Ein ungewöhnliches Bild an einem Wochentag auf der Elisabeth-Brücke im Herzen von Budapest. Die Straßen wie leergefegt, wo sich sonst Autoschlangen bilden. Grund war die geplante Entschärfung einer Weltkriegsbombe, die in der Donau gefunden wurde.

Ein an der Operation beteiligter Offizier erklärte: "Wir haben eine Sicherheitszone errichtet, damit im Falle einer unbeabsichtigten Detonation niemand verletzt wird."

Anwohner in unmittelbarer Nähe wurden evakuiert.

Einer der Anwohner berichtet von der Evakuierung: "Die Polizei hat am Morgen gegen halb 9 geklingelt und gesagt, dass wir in einer halben Stunde unser Haus verlassen müssen. "

Andere suchten einen Parkplatz in sicherer Entfernung: "Ich werde mein Auto umparken, weil es am Fluß steht."

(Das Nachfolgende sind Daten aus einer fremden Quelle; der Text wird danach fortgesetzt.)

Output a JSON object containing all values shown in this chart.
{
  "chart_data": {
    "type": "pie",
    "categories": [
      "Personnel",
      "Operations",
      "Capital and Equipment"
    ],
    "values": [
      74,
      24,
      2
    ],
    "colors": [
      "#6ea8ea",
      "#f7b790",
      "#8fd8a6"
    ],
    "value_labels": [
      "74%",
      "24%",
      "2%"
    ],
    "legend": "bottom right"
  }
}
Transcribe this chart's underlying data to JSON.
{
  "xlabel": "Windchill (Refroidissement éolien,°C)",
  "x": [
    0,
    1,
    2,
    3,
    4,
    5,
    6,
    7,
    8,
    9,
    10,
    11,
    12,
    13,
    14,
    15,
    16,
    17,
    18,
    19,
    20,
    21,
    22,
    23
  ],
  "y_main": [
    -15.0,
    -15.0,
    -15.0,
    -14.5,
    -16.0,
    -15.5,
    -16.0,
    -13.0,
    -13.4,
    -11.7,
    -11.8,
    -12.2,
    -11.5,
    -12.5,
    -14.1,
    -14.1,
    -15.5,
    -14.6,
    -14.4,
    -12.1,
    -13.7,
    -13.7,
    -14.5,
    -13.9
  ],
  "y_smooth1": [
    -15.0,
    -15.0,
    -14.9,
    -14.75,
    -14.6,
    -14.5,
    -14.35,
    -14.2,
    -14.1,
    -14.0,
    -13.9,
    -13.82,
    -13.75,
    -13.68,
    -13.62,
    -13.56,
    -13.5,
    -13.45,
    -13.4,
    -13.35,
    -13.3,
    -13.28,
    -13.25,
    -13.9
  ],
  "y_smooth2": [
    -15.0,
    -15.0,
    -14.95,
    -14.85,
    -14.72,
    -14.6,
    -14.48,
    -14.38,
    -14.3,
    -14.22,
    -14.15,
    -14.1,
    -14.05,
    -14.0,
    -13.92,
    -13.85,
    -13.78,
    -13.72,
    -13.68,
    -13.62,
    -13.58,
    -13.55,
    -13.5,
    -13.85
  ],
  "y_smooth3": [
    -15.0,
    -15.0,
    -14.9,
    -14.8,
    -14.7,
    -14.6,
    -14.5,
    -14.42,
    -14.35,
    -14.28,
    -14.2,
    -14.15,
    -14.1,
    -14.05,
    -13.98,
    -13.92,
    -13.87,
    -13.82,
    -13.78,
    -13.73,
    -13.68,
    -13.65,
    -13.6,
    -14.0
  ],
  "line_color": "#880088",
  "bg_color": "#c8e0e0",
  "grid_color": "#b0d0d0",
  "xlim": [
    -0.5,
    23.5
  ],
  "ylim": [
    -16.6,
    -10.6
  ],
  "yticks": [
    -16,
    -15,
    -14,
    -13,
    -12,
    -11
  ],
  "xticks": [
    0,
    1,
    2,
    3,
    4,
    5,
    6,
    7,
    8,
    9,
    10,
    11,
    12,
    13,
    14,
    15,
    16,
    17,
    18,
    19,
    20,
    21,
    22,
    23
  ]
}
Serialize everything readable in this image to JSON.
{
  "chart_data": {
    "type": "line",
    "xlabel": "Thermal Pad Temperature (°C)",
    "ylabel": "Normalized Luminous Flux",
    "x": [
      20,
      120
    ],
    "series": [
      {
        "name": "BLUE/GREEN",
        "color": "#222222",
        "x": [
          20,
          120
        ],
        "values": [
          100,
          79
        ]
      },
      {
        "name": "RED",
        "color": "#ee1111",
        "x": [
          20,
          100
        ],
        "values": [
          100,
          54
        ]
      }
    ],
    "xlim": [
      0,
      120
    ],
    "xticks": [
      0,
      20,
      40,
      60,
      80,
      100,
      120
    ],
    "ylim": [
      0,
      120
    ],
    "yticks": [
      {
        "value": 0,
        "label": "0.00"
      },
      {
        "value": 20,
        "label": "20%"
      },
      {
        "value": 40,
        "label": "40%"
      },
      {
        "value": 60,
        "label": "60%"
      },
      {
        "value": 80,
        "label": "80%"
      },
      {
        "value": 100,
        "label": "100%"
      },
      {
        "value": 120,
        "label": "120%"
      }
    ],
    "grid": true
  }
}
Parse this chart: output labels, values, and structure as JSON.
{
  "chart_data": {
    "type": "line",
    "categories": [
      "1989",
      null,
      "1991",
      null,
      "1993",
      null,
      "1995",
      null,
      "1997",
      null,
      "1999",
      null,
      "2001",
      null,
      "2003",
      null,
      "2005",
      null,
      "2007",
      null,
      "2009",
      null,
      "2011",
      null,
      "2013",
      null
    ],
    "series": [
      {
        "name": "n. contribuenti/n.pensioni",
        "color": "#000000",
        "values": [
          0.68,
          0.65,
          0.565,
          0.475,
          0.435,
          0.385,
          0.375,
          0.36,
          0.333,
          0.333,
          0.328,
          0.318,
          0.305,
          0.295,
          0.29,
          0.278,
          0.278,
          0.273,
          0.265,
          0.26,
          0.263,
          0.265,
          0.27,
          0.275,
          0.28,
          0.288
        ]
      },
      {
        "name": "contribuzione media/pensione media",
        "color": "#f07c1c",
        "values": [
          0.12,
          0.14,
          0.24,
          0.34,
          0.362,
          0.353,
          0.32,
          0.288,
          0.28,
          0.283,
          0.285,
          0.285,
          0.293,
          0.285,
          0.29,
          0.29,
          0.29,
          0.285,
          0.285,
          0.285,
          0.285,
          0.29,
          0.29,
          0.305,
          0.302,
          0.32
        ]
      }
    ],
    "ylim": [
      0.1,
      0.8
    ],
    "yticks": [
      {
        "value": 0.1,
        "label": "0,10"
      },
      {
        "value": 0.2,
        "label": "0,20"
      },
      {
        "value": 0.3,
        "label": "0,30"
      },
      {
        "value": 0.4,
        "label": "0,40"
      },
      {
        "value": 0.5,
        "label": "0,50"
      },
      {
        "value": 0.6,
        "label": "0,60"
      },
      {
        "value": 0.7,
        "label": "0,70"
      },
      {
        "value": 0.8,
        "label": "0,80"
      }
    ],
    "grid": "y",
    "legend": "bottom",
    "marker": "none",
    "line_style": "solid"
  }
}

Die Bombe musste zunächst aus dem Wasser gefischt werden, erst danach konnten Sprengstoffexperten mit der Entschärfung des Blindgängers beginnen.

Róbert Csákány, Euronews: "Die Umleitungen und Vorsichtsmaßnahmen haben für Störungen in der Gegend gesorgt, aber die Anwohner hatten keine Angst. Es könnten sich hunderte dieser Bomben im Fluß befinden, sagen sie."